Watch out with variable speed pumping

By Cecil L. Smith

ChemicalProcessing.com

Keywords: centrifugal pump, variable speed drive, maintenance, operating point and constant speed pump

Pump curves suggest rethinking the usual control strategy

It’s increasingly popular to team a centrifugal pump with a variable speed drive (VSD) rather than couple a constant speed pump with a control valve on the discharge. However, many engineers don’t understand a VSD’s impact on flow and how that affects control.

A pump/control-valve combination provides smooth flow even at very small valve openings, although in some cases protection against low flow is required. However, with variable speed pumping, flow isn’t always smooth at reduced speeds due to either the pump or the drive.

Figure 1. As the valve closes, friction head increases, leading to lower flow.

Here, we’ll focus on the pump — specifically, how certain aspects of the pump performance curves can lead to variations in flow at reduced speeds — because this requires the expertise of people in the process group, not the electrical department. Most electrical departments can provide a good analysis of the drive but aren’t familiar with pump performance curves.

Constant speed pump
Low flow protection for a centrifugal pump with a constant speed drive normally entails recirculation back to either an upstream vessel or to the suction of the pump. A proven approach is to measure the flow through the pump and send the value to a controller that manipulates a control valve in the recirculation line.

The set point for the controller is the minimum required pump flow. Under normal operating conditions, flow should exceed this level; so the controller will close the valve in the recirculation line. However, should flow drop below the minimum, the controller will quickly open the control valve to provide the necessary flow.

Figure 2. The variance in head leads to twice as much variance in flow.

A control valve also is required in the line to the process to provide appropriate flow. In some configurations, this flow loop is the inner loop for a level-to-flow cascade, a temperature-to-flow cascade or other cascade arrangement. In some cases, the flow isn’t measured; instead the output of the level, temperature or other controller is connected directly to the control valve.

Often some modifications are made to reduce costs.

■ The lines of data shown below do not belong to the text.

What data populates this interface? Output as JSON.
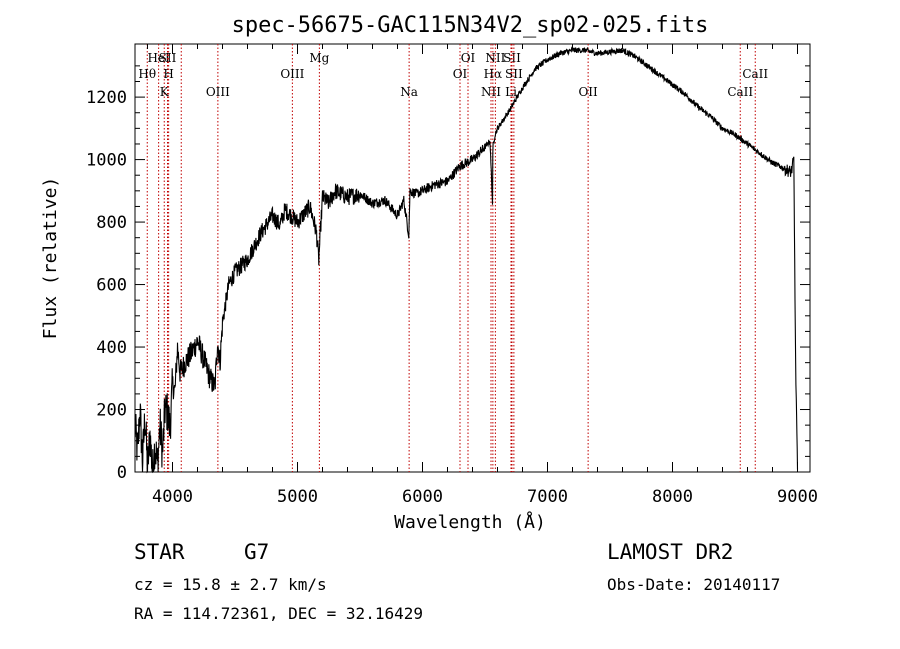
{
  "chart_data": {
    "type": "line",
    "title": "spec-56675-GAC115N34V2_sp02-025.fits",
    "xlabel": "Wavelength (Å)",
    "ylabel": "Flux (relative)",
    "xlim": [
      3700,
      9100
    ],
    "ylim": [
      0,
      1370
    ],
    "xticks": [
      4000,
      5000,
      6000,
      7000,
      8000,
      9000
    ],
    "yticks": [
      0,
      200,
      400,
      600,
      800,
      1000,
      1200
    ],
    "grid": false,
    "line_color": "#000000",
    "marker_line_color": "#c00000",
    "series": [
      {
        "x": [
          3700,
          3720,
          3740,
          3760,
          3780,
          3800,
          3820,
          3840,
          3860,
          3880,
          3900,
          3920,
          3940,
          3960,
          3980,
          4000,
          4020,
          4040,
          4060,
          4080,
          4100,
          4150,
          4200,
          4250,
          4300,
          4340,
          4360,
          4380,
          4400,
          4450,
          4500,
          4600,
          4700,
          4800,
          4860,
          4900,
          5000,
          5100,
          5150,
          5170,
          5200,
          5250,
          5300,
          5400,
          5500,
          5600,
          5700,
          5800,
          5850,
          5890,
          5900,
          5950,
          6000,
          6100,
          6200,
          6300,
          6400,
          6500,
          6540,
          6560,
          6563,
          6580,
          6600,
          6700,
          6800,
          6900,
          7000,
          7100,
          7200,
          7300,
          7400,
          7500,
          7600,
          7700,
          7800,
          7900,
          8000,
          8100,
          8200,
          8300,
          8400,
          8500,
          8600,
          8700,
          8800,
          8900,
          8950,
          8970,
          8985,
          9000
        ],
        "y": [
          150,
          60,
          200,
          30,
          180,
          10,
          120,
          0,
          90,
          20,
          150,
          60,
          200,
          190,
          140,
          280,
          260,
          400,
          320,
          330,
          350,
          380,
          420,
          360,
          300,
          270,
          420,
          350,
          480,
          600,
          640,
          680,
          760,
          820,
          790,
          840,
          800,
          850,
          770,
          680,
          880,
          860,
          900,
          880,
          890,
          860,
          870,
          820,
          870,
          760,
          900,
          890,
          900,
          920,
          930,
          980,
          1000,
          1040,
          1060,
          860,
          1040,
          1080,
          1100,
          1160,
          1230,
          1290,
          1320,
          1340,
          1350,
          1350,
          1340,
          1345,
          1350,
          1330,
          1300,
          1270,
          1240,
          1210,
          1170,
          1140,
          1100,
          1080,
          1050,
          1020,
          990,
          970,
          960,
          1000,
          350,
          0
        ],
        "name": ""
      }
    ],
    "line_markers": [
      {
        "label": "Hθ",
        "x": 3798,
        "row": 2
      },
      {
        "label": "HeI",
        "x": 3889,
        "row": 1
      },
      {
        "label": "K",
        "x": 3934,
        "row": 3
      },
      {
        "label": "SII",
        "x": 3960,
        "row": 1
      },
      {
        "label": "H",
        "x": 3969,
        "row": 2
      },
      {
        "label": "",
        "x": 4070,
        "row": 0
      },
      {
        "label": "OIII",
        "x": 4363,
        "row": 3
      },
      {
        "label": "OIII",
        "x": 4959,
        "row": 2
      },
      {
        "label": "Mg",
        "x": 5175,
        "row": 1
      },
      {
        "label": "Na",
        "x": 5893,
        "row": 3
      },
      {
        "label": "OI",
        "x": 6300,
        "row": 2
      },
      {
        "label": "OI",
        "x": 6364,
        "row": 1
      },
      {
        "label": "NII",
        "x": 6548,
        "row": 3
      },
      {
        "label": "Hα",
        "x": 6563,
        "row": 2
      },
      {
        "label": "NII",
        "x": 6583,
        "row": 1
      },
      {
        "label": "Li",
        "x": 6708,
        "row": 3
      },
      {
        "label": "SII",
        "x": 6716,
        "row": 1
      },
      {
        "label": "SII",
        "x": 6731,
        "row": 2
      },
      {
        "label": "OII",
        "x": 7325,
        "row": 3
      },
      {
        "label": "CaII",
        "x": 8542,
        "row": 3
      },
      {
        "label": "CaII",
        "x": 8662,
        "row": 2
      }
    ]
  },
  "info": {
    "object_class": "STAR",
    "subclass": "G7",
    "survey": "LAMOST DR2",
    "cz": "cz = 15.8 ± 2.7 km/s",
    "obs_date": "Obs-Date: 20140117",
    "coords": "RA = 114.72361, DEC =  32.16429"
  }
}
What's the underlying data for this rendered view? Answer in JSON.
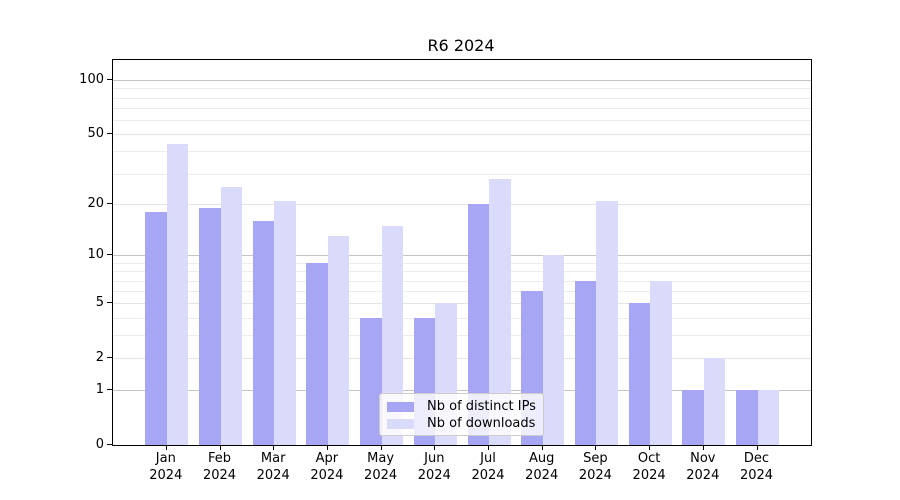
{
  "title": "R6 2024",
  "chart_data": {
    "type": "bar",
    "title": "R6 2024",
    "categories": [
      "Jan 2024",
      "Feb 2024",
      "Mar 2024",
      "Apr 2024",
      "May 2024",
      "Jun 2024",
      "Jul 2024",
      "Aug 2024",
      "Sep 2024",
      "Oct 2024",
      "Nov 2024",
      "Dec 2024"
    ],
    "series": [
      {
        "name": "Nb of distinct IPs",
        "color": "#a6a6f4",
        "values": [
          18,
          19,
          16,
          9,
          4,
          4,
          20,
          6,
          7,
          5,
          1,
          1
        ]
      },
      {
        "name": "Nb of downloads",
        "color": "#dadafa",
        "values": [
          44,
          25,
          21,
          13,
          15,
          5,
          28,
          10,
          21,
          7,
          2,
          1
        ]
      }
    ],
    "yscale": "log10(value+1)",
    "y_ticks": [
      0,
      1,
      2,
      5,
      10,
      20,
      50,
      100
    ],
    "y_minor_ticks": [
      3,
      4,
      6,
      7,
      8,
      9,
      30,
      40,
      60,
      70,
      80,
      90
    ],
    "ylim": [
      0,
      130
    ],
    "xlabel": "",
    "ylabel": "",
    "grid": "horizontal",
    "legend_position": "lower-center-inside"
  },
  "colors": {
    "bar_dark": "#a6a6f4",
    "bar_light": "#dadafa",
    "grid_major": "#c4c4c4",
    "grid_minor": "#ececec",
    "axis": "#000000",
    "background": "#ffffff"
  }
}
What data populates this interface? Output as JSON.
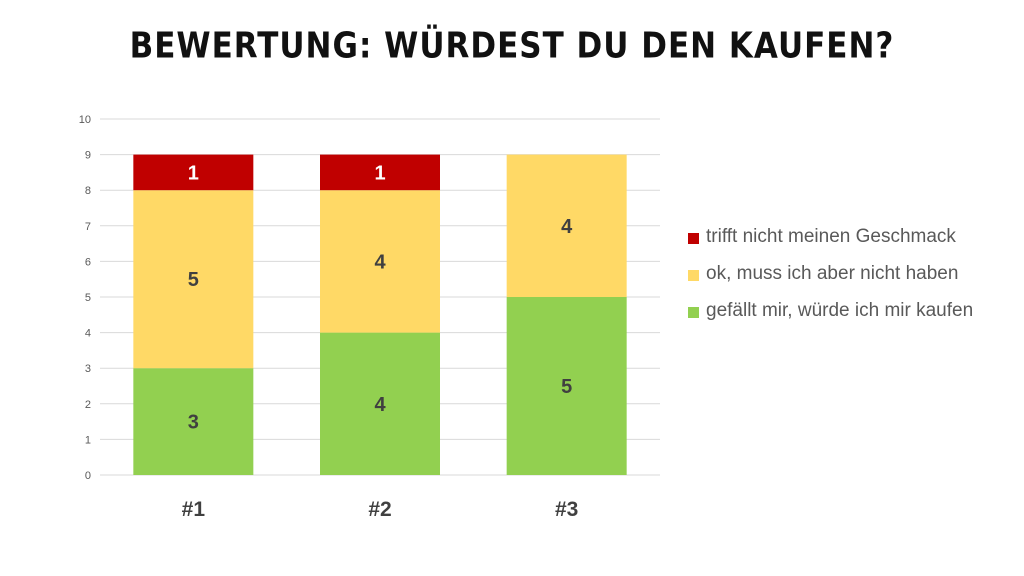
{
  "chart_data": {
    "type": "bar",
    "stacked": true,
    "title": "BEWERTUNG: WÜRDEST DU DEN KAUFEN?",
    "categories": [
      "#1",
      "#2",
      "#3"
    ],
    "ylim": [
      0,
      10
    ],
    "yticks": [
      "0",
      "1",
      "2",
      "3",
      "4",
      "5",
      "6",
      "7",
      "8",
      "9",
      "10"
    ],
    "grid": true,
    "legend_position": "right",
    "series": [
      {
        "name": "gefällt mir, würde ich mir kaufen",
        "values": [
          3,
          4,
          5
        ],
        "color": "#92D050"
      },
      {
        "name": "ok, muss ich aber nicht haben",
        "values": [
          5,
          4,
          4
        ],
        "color": "#FFD966"
      },
      {
        "name": "trifft nicht meinen Geschmack",
        "values": [
          1,
          1,
          null
        ],
        "color": "#C00000"
      }
    ],
    "data_labels": [
      [
        "3",
        "4",
        "5"
      ],
      [
        "5",
        "4",
        "4"
      ],
      [
        "1",
        "1",
        ""
      ]
    ],
    "legend_order": [
      2,
      1,
      0
    ]
  }
}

We’ll assume a flow controller here, but the points generally apply to all configurations.

Because pressure measurements are less expensive than flow ones, a measurement of either discharge pressure or pump differential pressure is substituted for the pump flow measurement. The success of this approach depends on the nature of the pump performance curves; it only works if the pressures significantly change with pump flow.

The control valve can be avoided by inserting a fixed orifice into the recirculation piping. This provides some recirculation at all times, even when the process flow exceeds the minimum necessary for low flow protection. It requires extra energy and, possibly, a larger pump.

Variable speed pumping

Figure 3. Only pump speeds greater than 2,370 rpm provide flow.

In contrast, with a VSD a flow measurement is used to adjust a speed or torque controller included with the drive electronics.

Vendors always stress possible energy savings with a VSD. However, especially in industries such as specialty chemicals, few drives are large enough to provide sufficient energy savings to justify their additional cost.

However, a VSD offers other potential benefits. It may make the following equipment unnecessary:

1. sensor/transmitter for pump flow
2. recirculation piping
3. control valve in the recirculation piping
4. control valve in the line to the process

The controller for pump flow also is eliminated but this component is likely to be in the software of the digital controls and therefore “free.”

Figure 4. The variance in head causes triple the variation in flow.

The above only considers normal process operations. The minimum flow for the VSD will be lower than that for the constant speed drive but won’t be zero. There’re always startup issues to be addressed and usually other considerations. For example, it may be important to prevent fluid backflows through the pump. If positive shutoff is required, the control valve in the line to the process must be replaced by a block valve.

Nevertheless, eliminating even a single item of equipment, particularly one that would be made of stainless steel or other expensive material, may easily offset the additional VSD cost. And these savings come upfront, which appeals to project managers.

A VSD also can provide maintenance savings. Control valves are high upkeep items, and handling corrosive and toxic fluids makes matters worse. Just replacing a control valve with a block valve reduces maintenance costs.